In this study, a soft matter artificial mouth that mimics the structure of the human oral cavity was created by incorporating multiple polymer materials, and the vibrations generated during actual biting were collectively acquired as waveform data using a piezoelectric film sensor. We placed the data into three types of training devices and conducted four experiments to verify whether classification was possible and whether the objects could be captured from multiple perspectives. As a result, the maximum accuracy of all stages exceeded 80% in the previous study, and the classification was also able to take advantage of the characteristics of the materials. However, issues such as a decrease in the accuracy of stage II(b) and the location and operation of the gel tongue may be raised.
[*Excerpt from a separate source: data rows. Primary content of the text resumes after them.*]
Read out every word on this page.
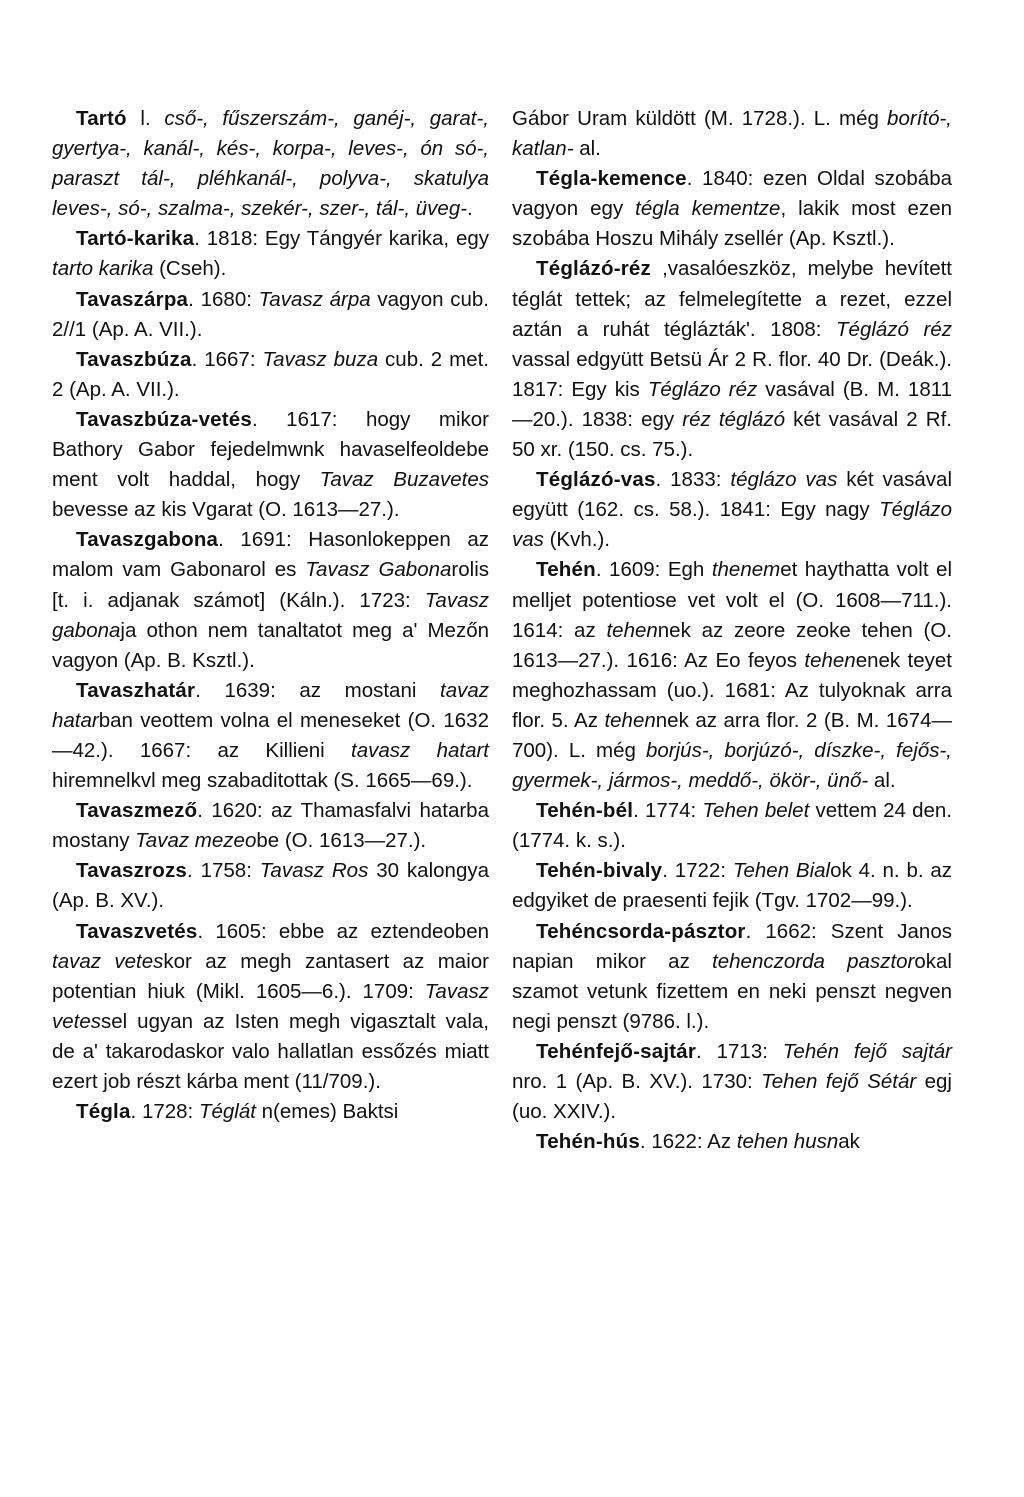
Tartó l. cső-, fűszerszám-, ganéj-, garat-, gyertya-, kanál-, kés-, korpa-, leves-, ón só-, paraszt tál-, pléhkanál-, polyva-, skatulya leves-, só-, szalma-, szekér-, szer-, tál-, üveg-.

Tartó-karika. 1818: Egy Tángyér karika, egy tarto karika (Cseh).

Tavaszárpa. 1680: Tavasz árpa vagyon cub. 2//1 (Ap. A. VII.).

Tavaszbúza. 1667: Tavasz buza cub. 2 met. 2 (Ap. A. VII.).

Tavaszbúza-vetés. 1617: hogy mikor Bathory Gabor fejedelmwnk havaselfeoldebe ment volt haddal, hogy Tavaz Buzavetes bevesse az kis Vgarat (O. 1613—27.).

Tavaszgabona. 1691: Hasonlokeppen az malom vam Gabonarol es Tavasz Gabonarolis [t. i. adjanak számot] (Káln.). 1723: Tavasz gabonaja othon nem tanaltatot meg a' Mezőn vagyon (Ap. B. Ksztl.).

Tavaszhatár. 1639: az mostani tavaz hatarban veottem volna el meneseket (O. 1632—42.). 1667: az Killieni tavasz hatart hiremnelkvl meg szabaditottak (S. 1665—69.).

Tavaszmező. 1620: az Thamasfalvi hatarba mostany Tavaz mezeobe (O. 1613—27.).

Tavaszrozs. 1758: Tavasz Ros 30 kalongya (Ap. B. XV.).

Tavaszvetés. 1605: ebbe az eztendeoben tavaz veteskor az megh zantasert az maior potentian hiuk (Mikl. 1605—6.). 1709: Tavasz vetessel ugyan az Isten megh vigasztalt vala, de a' takarodaskor valo hallatlan essőzés miatt ezert job részt kárba ment (11/709.).

Tégla. 1728: Téglát n(emes) Baktsi

Gábor Uram küldött (M. 1728.). L. még borító-, katlan- al.

Tégla-kemence. 1840: ezen Oldal szobába vagyon egy tégla kementze, lakik most ezen szobába Hoszu Mihály zsellér (Ap. Ksztl.).

Téglázó-réz ,vasalóeszköz, melybe hevített téglát tettek; az felmelegítette a rezet, ezzel aztán a ruhát téglázták'. 1808: Téglázó réz vassal edgyütt Betsü Ár 2 R. flor. 40 Dr. (Deák.). 1817: Egy kis Téglázo réz vasával (B. M. 1811—20.). 1838: egy réz téglázó két vasával 2 Rf. 50 xr. (150. cs. 75.).

Téglázó-vas. 1833: téglázo vas két vasával együtt (162. cs. 58.). 1841: Egy nagy Téglázo vas (Kvh.).

Tehén. 1609: Egh thenemet haythatta volt el melljet potentiose vet volt el (O. 1608—711.). 1614: az tehennek az zeore zeoke tehen (O. 1613—27.). 1616: Az Eo feyos tehenenek teyet meghozhassam (uo.). 1681: Az tulyoknak arra flor. 5. Az tehennek az arra flor. 2 (B. M. 1674—700). L. még borjús-, borjúzó-, díszke-, fejős-, gyermek-, jármos-, meddő-, ökör-, ünő- al.

Tehén-bél. 1774: Tehen belet vettem 24 den. (1774. k. s.).

Tehén-bivaly. 1722: Tehen Bialok 4. n. b. az edgyiket de praesenti fejik (Tgv. 1702—99.).

Tehéncsorda-pásztor. 1662: Szent Janos napian mikor az tehenczorda pasztorokal szamot vetunk fizettem en neki penszt negven negi penszt (9786. l.).

Tehénfejő-sajtár. 1713: Tehén fejő sajtár nro. 1 (Ap. B. XV.). 1730: Tehen fejő Sétár egj (uo. XXIV.).

Tehén-hús. 1622: Az tehen husnak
In the future, as part of our pursuit of the human oral structure, we would like to investigate the combination of other materials that were not used in this study, improve the appearance of the Gel Biter and the way it is chewed, and make it more human-like in appearance, which would lead to even more realistic data acquisition and improved accuracy. In addition, we attempt to establish a new robot that has never existed before by making the most of the specifications of the robot arm. Based on the relationship between polymeric materials and accuracy in detecting even the tiniest food, we discuss their performance as an evaluation device to improve the reproducibility of food preparation in the future.